A symbol table is a data structure mapping identifiers to their properties (type, storage location, scope). Scoping rules determine which declaration a name reference refers to. Block scoping creates nested symbol tables; a name lookup searches the current scope, then outer scopes (the scope chain). Proper scope handling prevents name collisions and enables separate compilation of modules.
When a compiler processes `x = y + 1`, it needs to answer concrete questions: What type is `y`? Where is it stored? Was it even declared? The symbol table is the data structure that holds these answers. It maps each identifier (variable name, function name, type name) to a record containing everything the compiler knows about it — its type, memory location, whether it is a constant, its parameter list if it is a function, and so on. From your study of hash tables, you know how to build a dictionary with fast lookup by key. The symbol table is exactly that dictionary, specialized for compiler use.

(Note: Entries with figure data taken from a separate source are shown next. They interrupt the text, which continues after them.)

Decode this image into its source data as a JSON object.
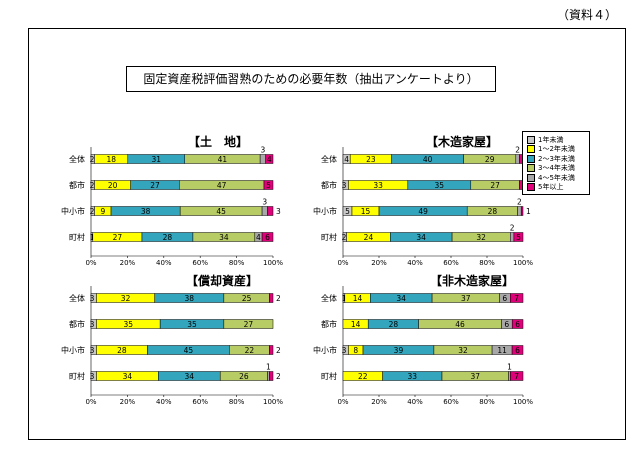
{
  "doc_label": "（資料４）",
  "title": "固定資産税評価習熟のための必要年数（抽出アンケートより）",
  "colors": {
    "1年未満": "#c8c8c8",
    "1～2年未満": "#ffff00",
    "2～3年未満": "#33a5bd",
    "3～4年未満": "#b8cc66",
    "4～5年未満": "#a8a8a8",
    "5年以上": "#e0007a"
  },
  "legend": [
    "1年未満",
    "1～2年未満",
    "2～3年未満",
    "3～4年未満",
    "4～5年未満",
    "5年以上"
  ],
  "chart_data": [
    {
      "type": "bar",
      "stacked": true,
      "orientation": "horizontal",
      "title": "【土　地】",
      "categories": [
        "全体",
        "都市",
        "中小市",
        "町村"
      ],
      "xticks": [
        "0%",
        "20%",
        "40%",
        "60%",
        "80%",
        "100%"
      ],
      "xlim": [
        0,
        100
      ],
      "series": [
        {
          "name": "1年未満",
          "values": [
            2,
            2,
            2,
            1
          ]
        },
        {
          "name": "1～2年未満",
          "values": [
            18,
            20,
            9,
            27
          ]
        },
        {
          "name": "2～3年未満",
          "values": [
            31,
            27,
            38,
            28
          ]
        },
        {
          "name": "3～4年未満",
          "values": [
            41,
            47,
            45,
            34
          ]
        },
        {
          "name": "4～5年未満",
          "values": [
            3,
            0,
            3,
            4
          ]
        },
        {
          "name": "5年以上",
          "values": [
            4,
            5,
            3,
            6
          ]
        }
      ]
    },
    {
      "type": "bar",
      "stacked": true,
      "orientation": "horizontal",
      "title": "【木造家屋】",
      "categories": [
        "全体",
        "都市",
        "中小市",
        "町村"
      ],
      "xticks": [
        "0%",
        "20%",
        "40%",
        "60%",
        "80%",
        "100%"
      ],
      "xlim": [
        0,
        100
      ],
      "series": [
        {
          "name": "1年未満",
          "values": [
            4,
            3,
            5,
            2
          ]
        },
        {
          "name": "1～2年未満",
          "values": [
            23,
            33,
            15,
            24
          ]
        },
        {
          "name": "2～3年未満",
          "values": [
            40,
            35,
            49,
            34
          ]
        },
        {
          "name": "3～4年未満",
          "values": [
            29,
            27,
            28,
            32
          ]
        },
        {
          "name": "4～5年未満",
          "values": [
            2,
            0,
            2,
            2
          ]
        },
        {
          "name": "5年以上",
          "values": [
            2,
            2,
            1,
            5
          ]
        }
      ]
    },
    {
      "type": "bar",
      "stacked": true,
      "orientation": "horizontal",
      "title": "【償却資産】",
      "categories": [
        "全体",
        "都市",
        "中小市",
        "町村"
      ],
      "xticks": [
        "0%",
        "20%",
        "40%",
        "60%",
        "80%",
        "100%"
      ],
      "xlim": [
        0,
        100
      ],
      "series": [
        {
          "name": "1年未満",
          "values": [
            3,
            3,
            3,
            3
          ]
        },
        {
          "name": "1～2年未満",
          "values": [
            32,
            35,
            28,
            34
          ]
        },
        {
          "name": "2～3年未満",
          "values": [
            38,
            35,
            45,
            34
          ]
        },
        {
          "name": "3～4年未満",
          "values": [
            25,
            27,
            22,
            26
          ]
        },
        {
          "name": "4～5年未満",
          "values": [
            0,
            0,
            0,
            1
          ]
        },
        {
          "name": "5年以上",
          "values": [
            2,
            0,
            2,
            2
          ]
        }
      ]
    },
    {
      "type": "bar",
      "stacked": true,
      "orientation": "horizontal",
      "title": "【非木造家屋】",
      "categories": [
        "全体",
        "都市",
        "中小市",
        "町村"
      ],
      "xticks": [
        "0%",
        "20%",
        "40%",
        "60%",
        "80%",
        "100%"
      ],
      "xlim": [
        0,
        100
      ],
      "series": [
        {
          "name": "1年未満",
          "values": [
            1,
            0,
            3,
            0
          ]
        },
        {
          "name": "1～2年未満",
          "values": [
            14,
            14,
            8,
            22
          ]
        },
        {
          "name": "2～3年未満",
          "values": [
            34,
            28,
            39,
            33
          ]
        },
        {
          "name": "3～4年未満",
          "values": [
            37,
            46,
            32,
            37
          ]
        },
        {
          "name": "4～5年未満",
          "values": [
            6,
            6,
            11,
            1
          ]
        },
        {
          "name": "5年以上",
          "values": [
            7,
            6,
            6,
            7
          ]
        }
      ]
    }
  ]
}
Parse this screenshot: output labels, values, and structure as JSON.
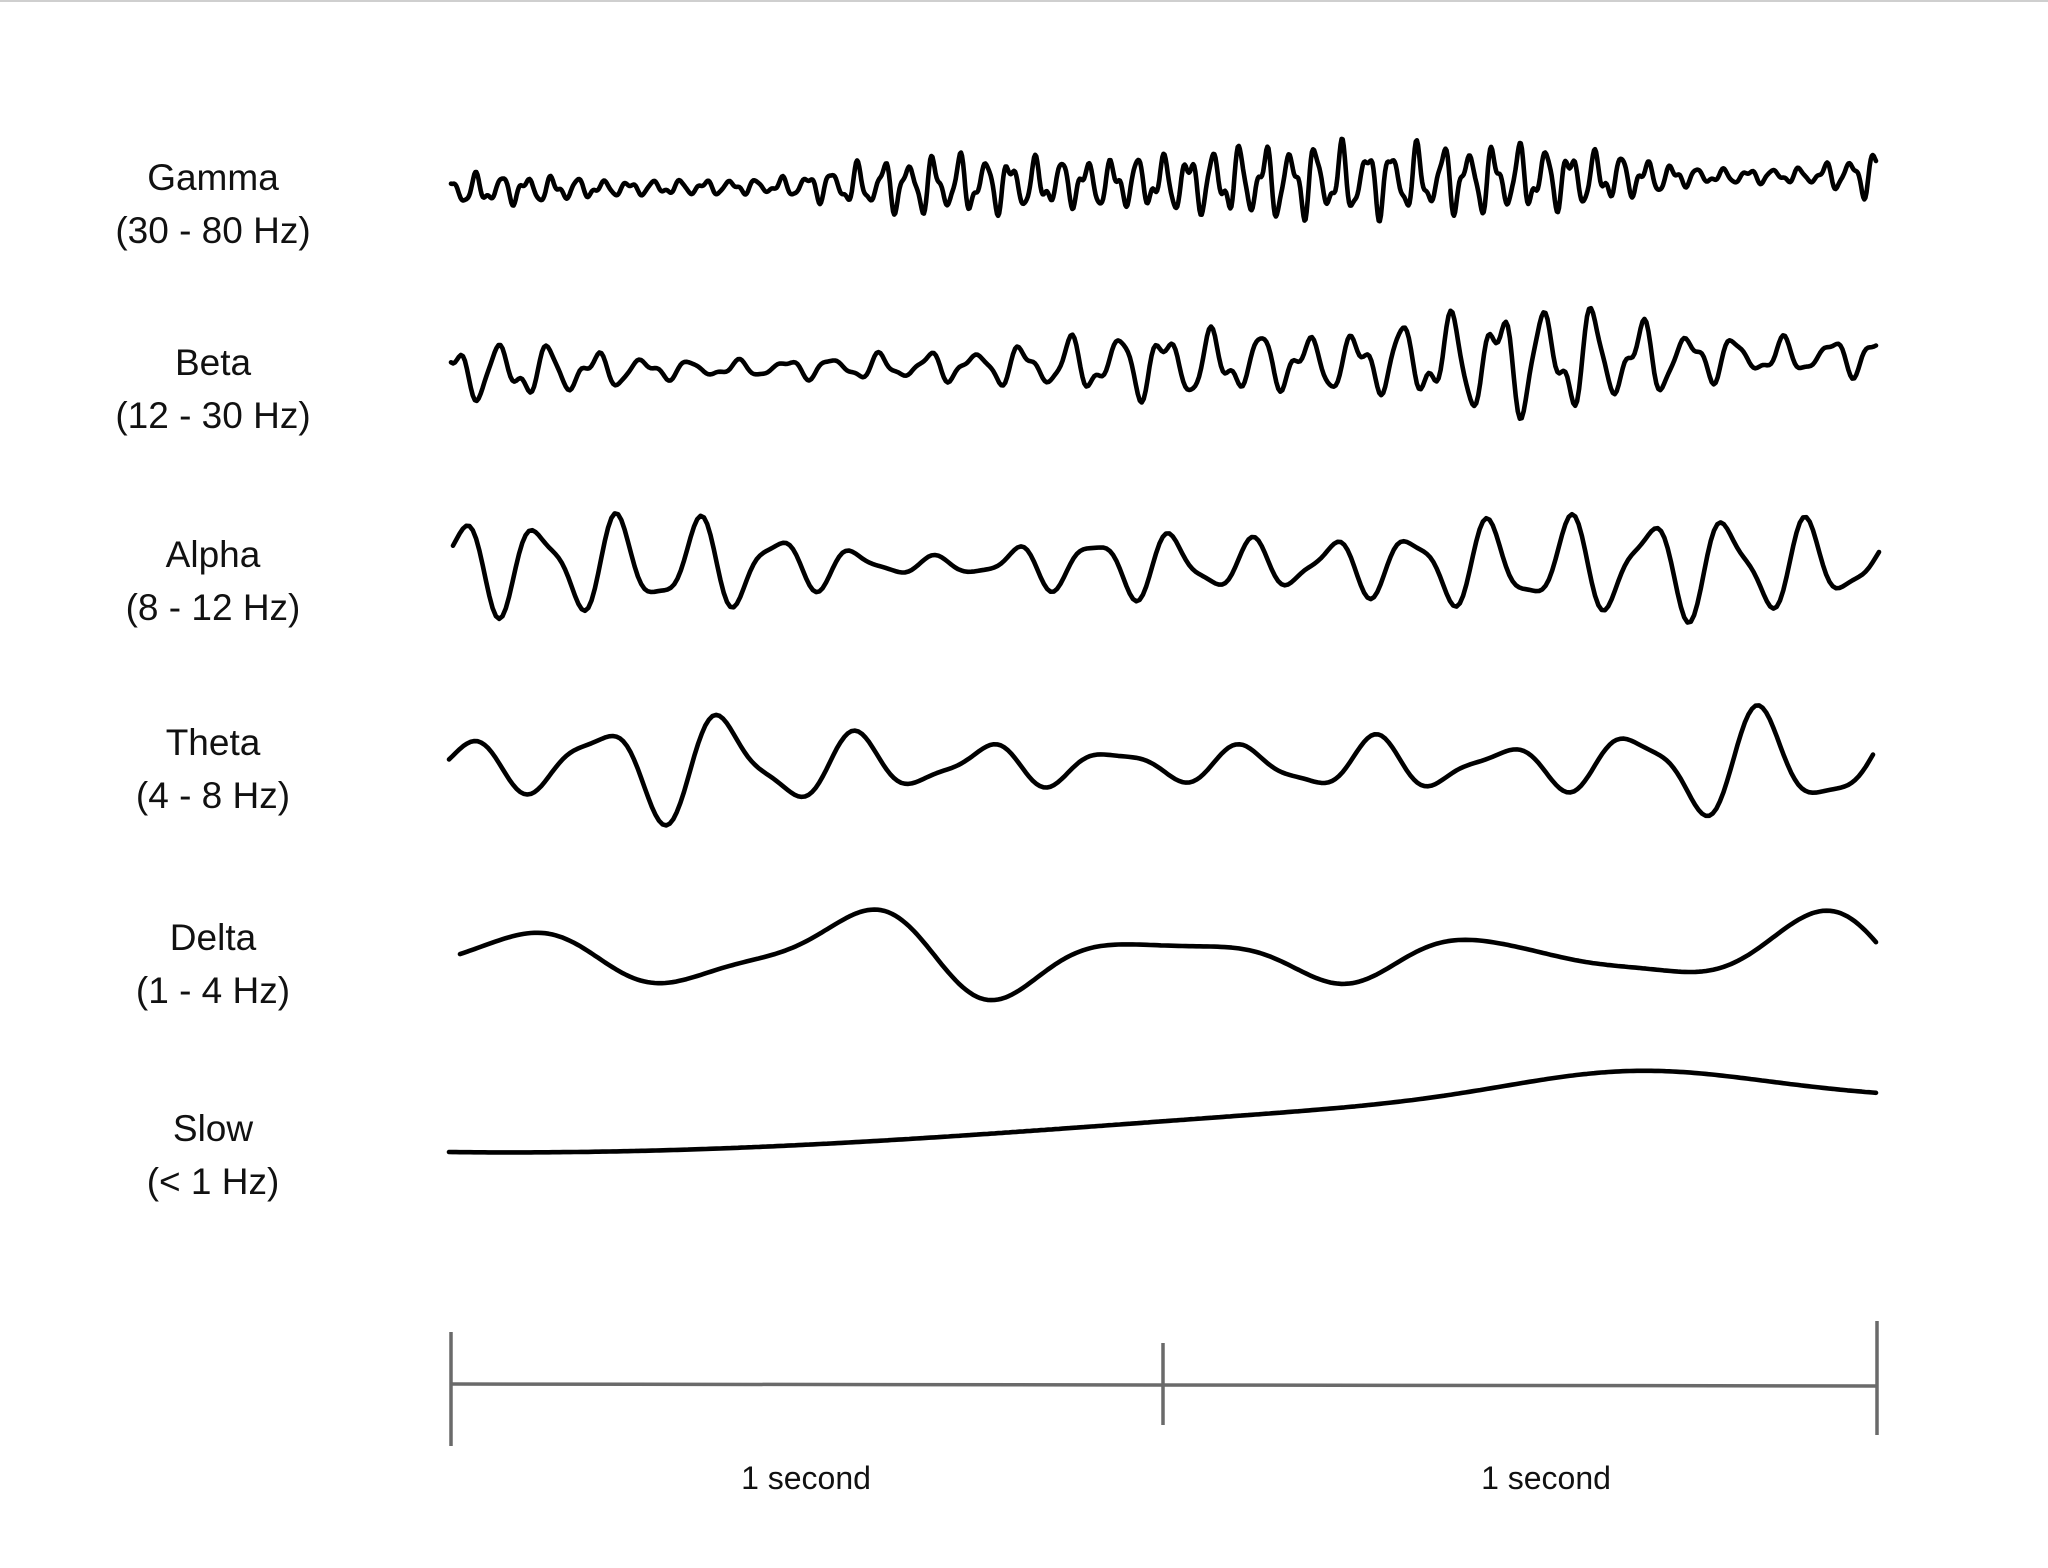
{
  "bands": [
    {
      "name": "Gamma",
      "range": "(30 - 80 Hz)",
      "freq": 28,
      "amp": 0.85,
      "trend": "rising",
      "seed": 1
    },
    {
      "name": "Beta",
      "range": "(12 - 30 Hz)",
      "freq": 15,
      "amp": 0.9,
      "trend": "rising",
      "seed": 2
    },
    {
      "name": "Alpha",
      "range": "(8 - 12 Hz)",
      "freq": 9,
      "amp": 1.0,
      "trend": "varying",
      "seed": 3
    },
    {
      "name": "Theta",
      "range": "(4 - 8 Hz)",
      "freq": 5.5,
      "amp": 1.0,
      "trend": "varying",
      "seed": 4
    },
    {
      "name": "Delta",
      "range": "(1 - 4 Hz)",
      "freq": 2.2,
      "amp": 1.0,
      "trend": "varying",
      "seed": 5
    },
    {
      "name": "Slow",
      "range": "(< 1 Hz)",
      "freq": 0.55,
      "amp": 1.0,
      "trend": "slow",
      "seed": 6
    }
  ],
  "timescale": {
    "segments": [
      {
        "label": "1 second"
      },
      {
        "label": "1 second"
      }
    ]
  },
  "colors": {
    "wave": "#000000",
    "scale": "#6a6a6a",
    "text": "#111111"
  }
}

The complication is scope. Most languages allow the same name to mean different things in different parts of the program. A variable `x` declared inside a function is different from an `x` declared at the global level, and a new `x` declared inside an inner block shadows the outer one. The compiler must resolve each use of a name to the correct declaration, which means the symbol table must understand the nesting structure of scopes. This is where the connection to abstract syntax trees becomes essential: the AST encodes the block structure of the program, and the compiler uses it to determine which scope each name reference belongs to.
The standard implementation uses a stack of symbol tables, one per scope level. When the compiler enters a new block (a function body, an if-statement block, a loop body), it pushes a new empty table onto the stack. Declarations within that block are inserted into the top table. When a name is looked up, the compiler searches from the top of the stack downward — first the current scope, then the enclosing scope, then the next enclosing scope, all the way to the global scope. This scope chain naturally implements the shadowing rule: a local declaration is found before the global one because it sits higher on the stack. When the compiler exits a block, it pops the top table, and those local names become inaccessible.
This design also enables separate compilation. When compiling one module, the compiler doesn't have access to the source code of other modules — but it needs to know the types and signatures of their exported symbols. The symbol table for the current module is populated with declarations imported from headers or module interfaces, allowing the compiler to type-check and generate code without seeing the full program. At link time, the linker resolves the actual memory addresses. The symbol table thus serves as the compiler's memory throughout the entire compilation pipeline, from parsing through code generation.